07 10 13 Congo Siasa – Controversy erupts over returnees

For several weeks, there has been a steady movement of
Congolese refugees into the Kibumba area north of Goma, the southern edge of M23
territory. According to several UN sources, there may be up to 3,000 such
returnees in this area, mostly Congolese Tutsi who fled the country, some as
long ago as 1994, and were living in refugee camps in Rwanda.


Another
group of around 100-200 families then arrived on 30 September further north, in
Jomba. According to some 
sources,
these families may be Rwandans who were expelled from Tanzania weeks
ago.

Very few of these families are probably from this area––a UN
official told me that some of them had tried unsuccessfully to cross toward
Masisi, which is probably where many of them are from. Their presence has raised
questions. Some think that the M23 could use them as human shields in case of
another round of fighting. A UN official told me that, given how close they are
to M23 positions, it would make it difficult to employ UN attack helicopters in
those areas to the same extent as they did during the August fighting against
M23. If their arrival is confirmed, at the very least this is a lack of
foresight and regulation by the various authorities, including UNHCR and the
Rwandan National Council for Refugees.

 

 

The US blocks military
aid to Rwanda

Few
international news outlets picked this up, but it was an important 
decision.
Yesterday, the US government 
decided not
to grant a waiver to Rwanda for the use of child soldiers.
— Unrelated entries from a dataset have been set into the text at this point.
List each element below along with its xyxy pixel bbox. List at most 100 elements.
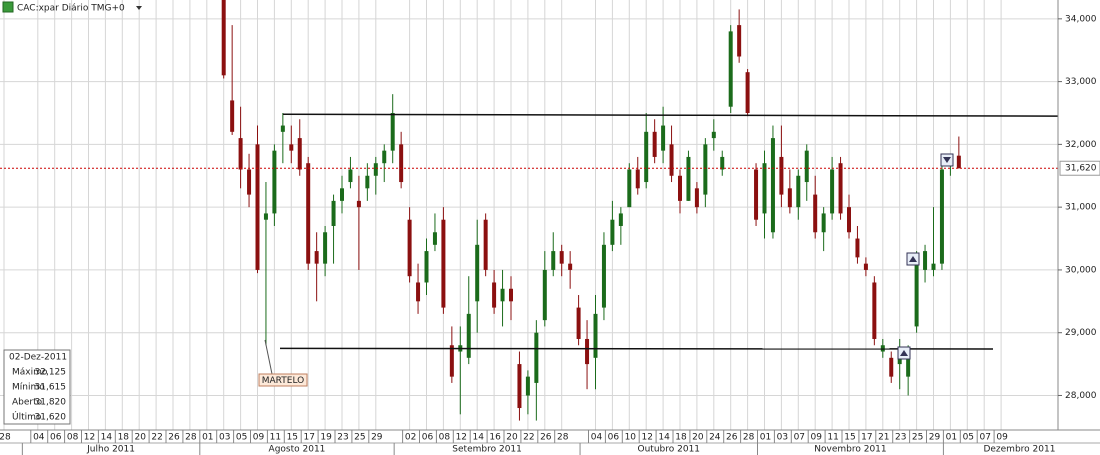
candle-body — [568, 263, 573, 270]
candle-body — [483, 219, 488, 270]
candle-body — [289, 144, 294, 151]
x-tick-label: 26 — [540, 433, 552, 443]
candle-body — [272, 150, 277, 214]
x-tick-label: 15 — [287, 433, 298, 443]
x-tick-label: 29 — [371, 433, 383, 443]
candle-body — [407, 219, 412, 277]
x-tick-label: 09 — [253, 433, 265, 443]
x-tick-label: 05 — [963, 433, 974, 443]
candle-body — [652, 131, 657, 157]
candle-body — [897, 357, 902, 365]
candle-body — [373, 163, 378, 176]
x-tick-label: 04 — [591, 433, 603, 443]
candle-body — [449, 345, 454, 377]
candle-body — [323, 232, 328, 264]
candle-body — [661, 125, 666, 151]
candle-body — [703, 144, 708, 195]
candle-body — [230, 100, 235, 132]
info-value: 31,615 — [35, 383, 67, 393]
x-tick-label: 23 — [895, 433, 906, 443]
info-value: 31,820 — [35, 398, 67, 408]
candle-body — [247, 169, 252, 195]
candle-body — [830, 169, 835, 214]
candle-body — [847, 207, 851, 233]
x-tick-label: 03 — [219, 433, 230, 443]
x-tick-label: 29 — [929, 433, 941, 443]
candle-body — [762, 163, 767, 214]
x-tick-label: 12 — [456, 433, 467, 443]
candle-body — [314, 251, 319, 264]
info-label: Último — [12, 411, 42, 423]
candle-body — [340, 188, 344, 201]
candle-body — [551, 251, 556, 270]
x-tick-label: 17 — [861, 433, 872, 443]
candle-body — [838, 163, 843, 214]
annotation-pointer — [264, 339, 273, 375]
candle-body — [678, 175, 682, 201]
candle-body — [931, 263, 936, 270]
candle-body — [593, 313, 598, 358]
x-tick-label: 05 — [236, 433, 247, 443]
candle-body — [356, 200, 361, 208]
chart-icon[interactable] — [2, 1, 14, 13]
candle-body — [872, 282, 877, 339]
candle-body — [686, 156, 691, 201]
candle-body — [585, 338, 590, 365]
y-tick-label: 30,000 — [1065, 265, 1097, 275]
candle-body — [754, 169, 759, 220]
month-label: Outubro 2011 — [638, 445, 701, 455]
candle-body — [923, 251, 928, 270]
x-tick-label: 18 — [675, 433, 687, 443]
candle-body — [348, 169, 353, 183]
x-tick-label: 07 — [979, 433, 990, 443]
candle-body — [263, 213, 268, 220]
candle-body — [787, 188, 792, 208]
last-price-label: 31,620 — [1065, 164, 1097, 174]
candle-body — [610, 219, 615, 245]
x-tick-label: 22 — [151, 433, 162, 443]
x-tick-label: 22 — [523, 433, 534, 443]
overlay: MARTELO02-Dez-2011Máximo32,125Mínimo31,6… — [0, 113, 1059, 425]
annotation-box — [258, 373, 308, 387]
candle-body — [889, 357, 894, 377]
x-tick-label: 28 — [185, 433, 197, 443]
candle-body — [601, 244, 606, 308]
x-tick-label: 12 — [84, 433, 95, 443]
candle-body — [306, 163, 311, 264]
x-tick-label: 20 — [506, 433, 518, 443]
candle-body — [694, 188, 699, 208]
signal-arrow — [900, 350, 908, 356]
x-tick-label: 10 — [625, 433, 637, 443]
x-tick-label: 20 — [692, 433, 704, 443]
candle-body — [542, 269, 547, 321]
candle-body — [441, 219, 446, 308]
dropdown-arrow[interactable] — [136, 6, 142, 10]
x-tick-label: 09 — [996, 433, 1008, 443]
x-tick-label: 08 — [67, 433, 79, 443]
x-tick-label: 23 — [337, 433, 348, 443]
x-tick-label: 14 — [472, 433, 484, 443]
candle-body — [956, 155, 961, 169]
x-tick-label: 28 — [743, 433, 755, 443]
x-tick-label: 06 — [608, 433, 620, 443]
x-tick-label: 18 — [118, 433, 130, 443]
info-label: Mínimo — [12, 383, 45, 393]
candle-body — [737, 25, 742, 57]
x-tick-label: 12 — [641, 433, 652, 443]
month-label: Agosto 2011 — [269, 445, 326, 455]
chart-title[interactable]: CAC:xpar Diário TMG+0 — [17, 4, 125, 14]
x-tick-label: 26 — [726, 433, 738, 443]
x-tick-label: 24 — [709, 433, 721, 443]
candle-body — [863, 263, 868, 270]
candle-body — [517, 364, 522, 409]
candle-body — [424, 251, 429, 283]
candle-body — [939, 169, 944, 264]
y-tick-label: 29,000 — [1065, 328, 1097, 338]
candle-body — [618, 213, 623, 226]
candle-body — [635, 169, 640, 189]
candle-body — [297, 138, 302, 170]
level-line — [282, 113, 1059, 117]
x-tick-label: 16 — [489, 433, 501, 443]
x-tick-label: 17 — [303, 433, 314, 443]
candle-body — [238, 138, 243, 170]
Every year, the White
House has to provide waivers to countries that the State Department reports as
using child soldiers. This year, that 
report listed
Rwanda as complicit in the recruitment of child soldiers for the M23. Still, the
government could have provided a waiver––as it did in the case of four
countries––but it chose not to.

This decision is symbolic, as it will
probably only affect around $500,000 in training programs for the Rwandan army,
but is nonetheless important. It can probably be interpreted as the first
official indication in months––the UN Group of Experts report in July suggested
that Rwandan support had declined––that members of the international community
feel that Rwandan support to the M23 continues. The UN suggested as
much in a closed door briefing to the Security Council in late August, but there
has been little public pressure on Rwanda. (President Paul Kagame
even 
shared a
stage with Elie Wiesel in New York during the General Assembly and 
discussed health
care with Bill Clinton at the Clinton Global Initiative).

 

How many M23 can
reintegrate?

The
peace talks in Kampala have stalled since President Kabila went to the UN
General Assembly. The two week extension announced by the facilitation has
expired, and while the parties are set to convene again this week in
Kampala––and despite occasions outbursts of optimism from diplomats––there is
little sign that much has fundamentally changed.

The main issue is still
the fate of the top leadership of the M23. While the M23 has officially claimed
that they do not want to integrate into the Congolese army, in practice the
talks have revolved around the issue of amnesty and integration for M23
officers. At a meeting in Mbarara around two weeks ago, the Ugandan facilitation
pushed the Congolese government––represented by the head of the intelligence
service, Kalev Mutond––to be more flexible regarding the issue of amnesty. The
initial position of the Congolese was that there should be no "recidivism," as
they put it. In other words, those who had already benefited from amnesty in the
2009 deal could not receive a second amnesty for the crime of insurrection. That
meant that the entire officer corps of the M23 couldn't integrate. The
Congolese, fresh from their victory against the M23 in late August, seemed eager
to return to the battlefield.

Since then, the Congolese have relaxed
their position a little, without really changing the impasse. On 19 September
2013, Communications Minister Lambert Mende said that
they have a list of around 100 people who couldn't integrate. While the M23
might number between 800-1,500 troops, the list of hundred included every single
important commander (see 
here for
the list). In recent talks at the UN General Assembly and in Kampala, there are
suggestions that the Congolese could go down to 30 or 40 officers.

But is
the problem here really the Congolese? It is true that excluding 30+ of the top
commanders is tantamount to rejecting any peaceful compromise. But even if the
Congolese would be willing to go down to fewer than ten––which some close to
Kabila suggest they are––it will still be next to impossible to get the M23 to
agree to the arrest or send its own leadership into exile. And it's not just the
Congolese drawing red lines––the US has sanctions against
Kaina and Makenga (and Ngaruye and Zimurinda, who are in Rwanda), and the UN
has 
denounced the
same five for atrocities.

The closer one looks at the problem, the more
one wonders why so much emphasis is being put on negotiations with the M23, who
are unlikely to hand over their top commanders. More and more, it appears that
the solution for the problems of the M23 has to be sought between Kigali and
Kinshasa, not between Kinshasa and the M23.